Photo : trace d’émotion

Photo : trace d’émotion

2020-11-14 1 Par Brigitte Harouni

Photographier, c’est mettre sur la même ligne de mire la tête, l’œil et le cœur.

Henri Cartier-Bresson

La photographie, cet art autrefois réservé aux adeptes talentueux, est rendue aujourd’hui plus accessible à tous. D’ailleurs, l’appareil photo n’est jamais bien loin, et le résultat est immédiat.  Le collectionneur d’instants fragiles et savoureux peut presque instantanément apprécier la qualité de sa prise. Ce capteur d’images peut aussi s’adonner sans limite à sa cueillette, son outil lui permettant une infinité de prises. Tout événement mémorable, instant précieux, incident marquant sera conservé, archivé sur cette nouvelle extension de la mémoire.

Ces tranches de réalité se complètent et se rassemblent pour tisser la trame d’un seul film; un film racontant la vie du photographe. Chaque photo parle de son auteur. Même invisible, le photographe demeure présent à travers l’image. Celle-ci invite à se mettre à la place du photographe, à voir avec ses yeux, à partager son point de vue et même à ressentir ce que cet instant lui a fait vivre. L’image reflète ce qui a eu bon goût pour lui au moment de la photo, ce qui l’habite fondamentalement, ce qui anime son désir de vivre. À travers son art, le photographe s’exprime. Il exprime une part de lui-même.  Chaque photo est une parcelle de lui.

En pèlerinage, les photos sont innombrables. Au terme de sa marche, le pèlerin aura fait plus de photos que de kilomètres! Tant de moments d’éblouissement qu’il désire retenir. Tant de souvenirs qu’il veut rapporter. Tout au long de sa route, il a croqué ce qui l’a interpelé, touché, percuté, attendri, fait sourire. Photos de chemins, de personnes rencontrées, de nature, d’horizons, d’architecture, d’émotions vécues, de moments intenses, de beautés, de couleurs….  Pour le pèlerin, l’enfilade des photos de son chemin est tout aussi symbolique et riche de signification que son journal intime. Mille mots ne suffisent pas pour exprimer une photo, car chacune d’elle est un bout de vie qui rappelle une expérience vécue que les mots ne peuvent exprimer avec justesse.
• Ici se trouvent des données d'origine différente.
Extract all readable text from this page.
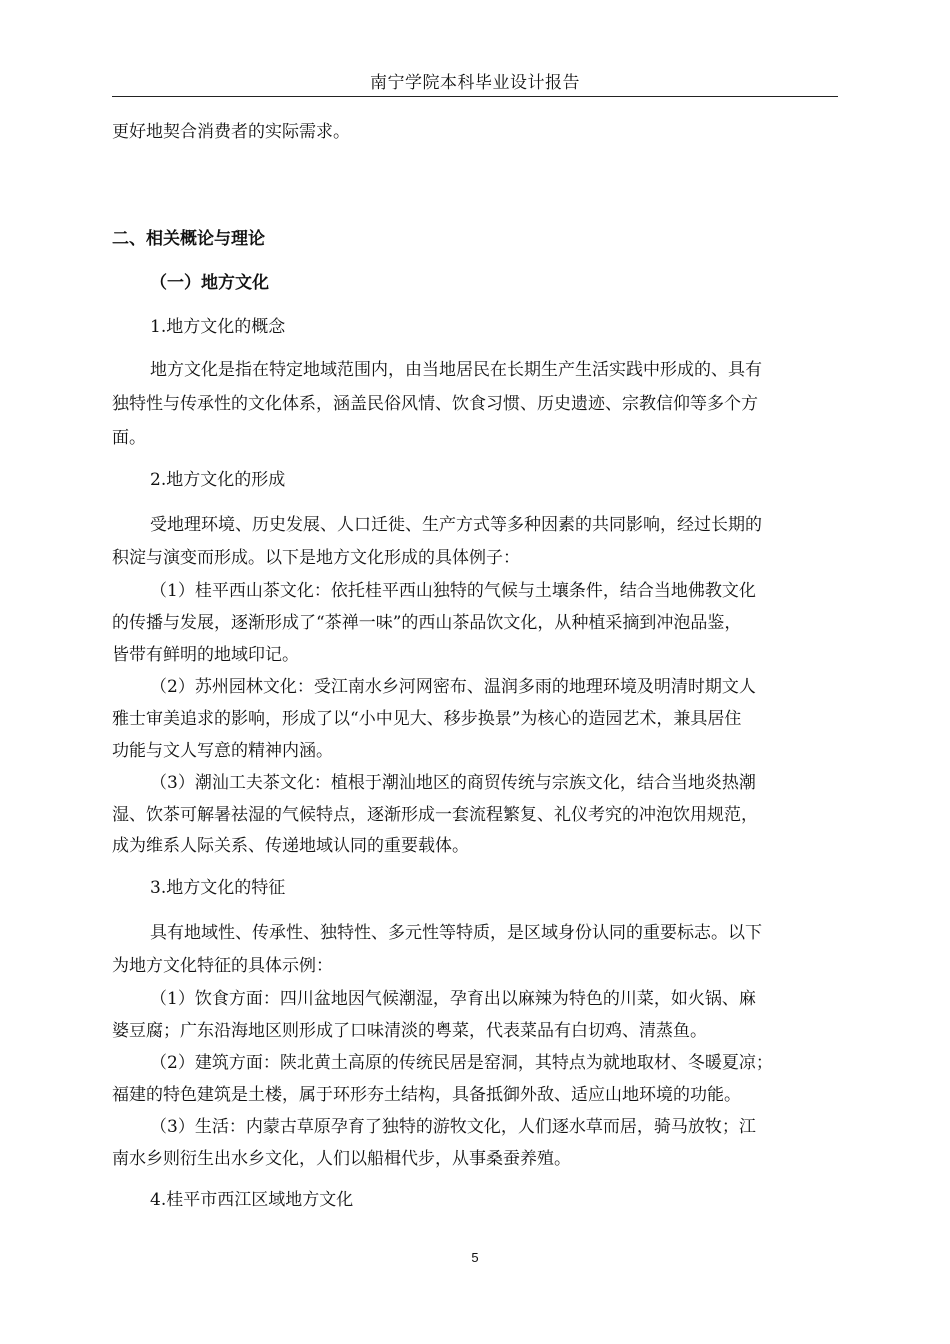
南宁学院本科毕业设计报告
更好地契合消费者的实际需求。
二、相关概论与理论
（一）地方文化
1.地方文化的概念
地方文化是指在特定地域范围内，由当地居民在长期生产生活实践中形成的、具有
独特性与传承性的文化体系，涵盖民俗风情、饮食习惯、历史遗迹、宗教信仰等多个方
面。
2.地方文化的形成
受地理环境、历史发展、人口迁徙、生产方式等多种因素的共同影响，经过长期的
积淀与演变而形成。以下是地方文化形成的具体例子：
（1）桂平西山茶文化：依托桂平西山独特的气候与土壤条件，结合当地佛教文化
的传播与发展，逐渐形成了“茶禅一味”的西山茶品饮文化，从种植采摘到冲泡品鉴，
皆带有鲜明的地域印记。
（2）苏州园林文化：受江南水乡河网密布、温润多雨的地理环境及明清时期文人
雅士审美追求的影响，形成了以“小中见大、移步换景”为核心的造园艺术，兼具居住
功能与文人写意的精神内涵。
（3）潮汕工夫茶文化：植根于潮汕地区的商贸传统与宗族文化，结合当地炎热潮
湿、饮茶可解暑祛湿的气候特点，逐渐形成一套流程繁复、礼仪考究的冲泡饮用规范，
成为维系人际关系、传递地域认同的重要载体。
3.地方文化的特征
具有地域性、传承性、独特性、多元性等特质，是区域身份认同的重要标志。以下
为地方文化特征的具体示例：
（1）饮食方面：四川盆地因气候潮湿，孕育出以麻辣为特色的川菜，如火锅、麻
婆豆腐；广东沿海地区则形成了口味清淡的粤菜，代表菜品有白切鸡、清蒸鱼。
（2）建筑方面：陕北黄土高原的传统民居是窑洞，其特点为就地取材、冬暖夏凉；
福建的特色建筑是土楼，属于环形夯土结构，具备抵御外敌、适应山地环境的功能。
（3）生活：内蒙古草原孕育了独特的游牧文化，人们逐水草而居，骑马放牧；江
南水乡则衍生出水乡文化，人们以船楫代步，从事桑蚕养殖。
4.桂平市西江区域地方文化
5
Le clic sur l’appareil est le résultat d’un déclic, d’une connexion spontanée entre le monde intérieur du pèlerin-photographe et l’environnement extérieur. 
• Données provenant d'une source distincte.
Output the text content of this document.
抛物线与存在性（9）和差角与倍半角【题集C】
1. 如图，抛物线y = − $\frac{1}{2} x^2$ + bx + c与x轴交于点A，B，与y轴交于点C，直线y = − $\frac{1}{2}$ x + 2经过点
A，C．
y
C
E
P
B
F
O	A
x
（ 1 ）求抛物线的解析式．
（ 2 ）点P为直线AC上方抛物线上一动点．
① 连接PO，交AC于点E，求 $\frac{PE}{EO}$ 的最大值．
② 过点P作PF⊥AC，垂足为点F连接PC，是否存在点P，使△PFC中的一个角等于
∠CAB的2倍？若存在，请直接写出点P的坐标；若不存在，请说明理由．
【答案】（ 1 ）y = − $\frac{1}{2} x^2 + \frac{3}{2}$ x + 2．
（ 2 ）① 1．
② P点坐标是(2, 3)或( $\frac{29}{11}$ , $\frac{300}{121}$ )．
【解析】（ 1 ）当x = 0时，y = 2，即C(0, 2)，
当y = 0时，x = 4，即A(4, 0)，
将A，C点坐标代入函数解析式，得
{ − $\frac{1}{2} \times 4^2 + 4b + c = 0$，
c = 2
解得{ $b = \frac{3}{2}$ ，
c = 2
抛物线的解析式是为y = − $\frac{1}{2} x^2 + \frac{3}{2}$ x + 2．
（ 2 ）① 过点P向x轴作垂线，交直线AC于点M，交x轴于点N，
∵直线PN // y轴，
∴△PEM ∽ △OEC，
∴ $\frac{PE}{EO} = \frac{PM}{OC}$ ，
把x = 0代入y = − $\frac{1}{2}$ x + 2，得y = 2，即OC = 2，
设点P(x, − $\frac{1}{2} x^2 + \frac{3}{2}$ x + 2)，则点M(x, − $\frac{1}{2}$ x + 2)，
Conscient du temps qui passe, que le temps passé ne reviendra pas, d’un clic, le pèlerin immortalise l’éphémère de son présent. Mais pas n’importe lequel. Un instant choisi. Un instant qui a résonné en lui. Un déclic intérieur : un ressenti. Quand il y a émotion, il y a photo. Chaque photo est reliée à un sentiment qui déclenche le désir de fixer le présent pour le préserver et le posséder. La photo parle de cet instant précis qui a saisi le photographe, mais aussi de l’émotion qui a généré l’impulsion, l’a poussé à prendre la photo. Le geste relève de l’intuitif, de l’instinctif. Il fait fi des filtres de la raison. Le pèlerin-photographe est un émotif. Il regarde avec son cœur. Il capture des images qui ont un sens pour lui. À travers son album, la mosaïque de ses photos dévoile les profondeurs de son être : ses passions, ses intérêts, ses valeurs, ses désirs, ses besoins… tout ce qui le fait vibrer.

Revoir ses photos, c’est revenir dans le temps, pour recontacter l’instant passé qui a eu bon goût. Ces images du passé portent le souvenir de la saveur de ce moment. En un coup d’œil, l’auteur de la photo revit cette tranche de vie. En regardant son album, le pèlerin-photographe revoit ces signes qui semblaient ne briller que pour lui et que lui seul peut lire encore aujourd’hui; des messages destinés pour lui. Tous ces petits bouts de réel figés sont des traces de son chemin sensible. Revoir ses photos, c’est alors aller à la rencontre de soi-même, de ce soi révolu qui donne un sens à la personne qu’il est maintenant.

Et si vous aviez une seule photo à nous partager, laquelle choisiriez-vous? Prenez le temps de la regarder. Que dit-elle?